Chayote – USDA Zones 7-10

Photo: Shutterstock

Chayote is that nondescript fist-sized vegetable you’ve probably seen in Mexican bodegas and increasingly in typical supermarkets. It’s produced on an enormous squash vine that can grow 20 feet or more in a season (it will die to the ground in winter). Plain chayote is pretty bland it’s all about the spices you cook it up with. Buy one at the store, plant the entire thing a couple inches below ground in spring, and watch it sprout from the enormous seed inside.

Capers – USDA Zones 8-10

Photo: Shutterstock

Like artichokes, capers are one of the select few plants grown for its edible flower buds. If you let the flower buds open, caper berries eventually form. Either can be pickled in a salt and vinegar brine the famous ingredient of many Mediterranean dishes. The spiny, low-growing shrub that produces capers only grows in mild winter climates, and dry-ish infertile soils, such as those in the barren hills of Northern Africa and southern Europe where it originates. Seedling caper plants are available online.

Bamboo Shoots – Hardiness Zones Vary by Variety

Photo: Shutterstock

Bamboo is another example of a perennial plant that is both beautiful and edible, though some types of bamboo taste much better than others. The shoot must be harvested just as it emerges from the ground, no more than a few inches tall; otherwise it is tough and acrid. Many species of bamboo contain poisonous compounds, though these are neutralized with boiling thus, always boil bamboo shoots before consuming. Moso bamboo (Phyllostachys edulis) and sweetshoot bamboo (Phyllostachys dulcis) are the types most commonly used.

Tree Collards – USDA Zones 7-10

Photo: Courtesy Bountiful Gardens

This long-lived brassica crop has a cult following among permaculturists, who hail it as the granddaddy of perennial vegetables. The flavor is sweeter and nuttier than either collard greens or kale, and it persists indefinitely in the garden, needing nothing more than to be cut back once per year. Tree collards are an odd plant that never goes to seed, so it is grown exclusively from rooted cuttings.

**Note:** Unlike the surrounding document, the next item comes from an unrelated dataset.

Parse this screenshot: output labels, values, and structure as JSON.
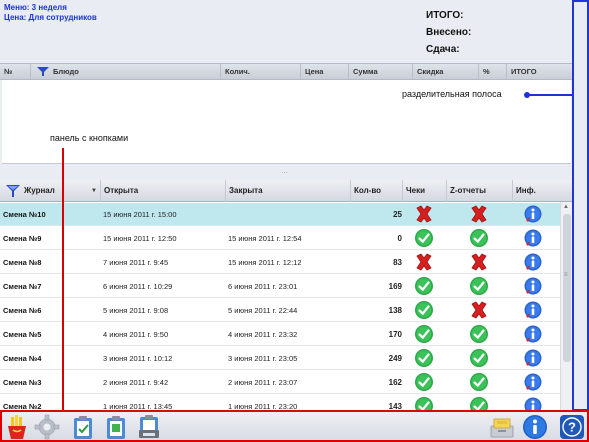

Saltbush – Hardiness Zones Vary by Variety

Photo: Wikimedia Commons

Sometimes called orach, saltbush is a spindly shrub that grows in many desert and seaside regions of the world, though it adapts to other environments if given dry, well-drained soil. The spinach-flavored plant accumulates salt in its tissues, so there is no need to add table salt when cooking. Its tiny red berries are considered a delicacy. Grow from seed or look for potted plants online.

Sea Kale – USDA Zones 4-9

Photo: Shutterstock

Another halophyte the botanical term for plants capable of growing and salty soil sea kale is native to coastal regions in northern Europe. A popular vegetable in Victorian England that has since fallen out of style, it looks and tastes much like ordinary kale, but is a perennial. It is easy to grow from seed in ordinary garden conditions.

Stinging Nettles – USDA Zones 3-10

Photo: Shutterstock

What? How could you possibly eat a plant that stings you? Easily enough: The tiny hairs on the underside of stinging nettle leaves, which cause a mildly painful experience when your bare skin brushes up against them, are rendered impotent upon cooking. Just be sure to wear gloves when you harvest them. The nutrient-rich leaves have a decadent nutty flavor, useful for soups, stir-fries, omelettes, and even pesto (running the leaves through a blender also neutralizes the stinging hairs, though most nettle pesto recipes call for lightly cooking the leaves just to be sure). Stinging nettles may be grown from seed, but it’s much easier to plant root cuttings.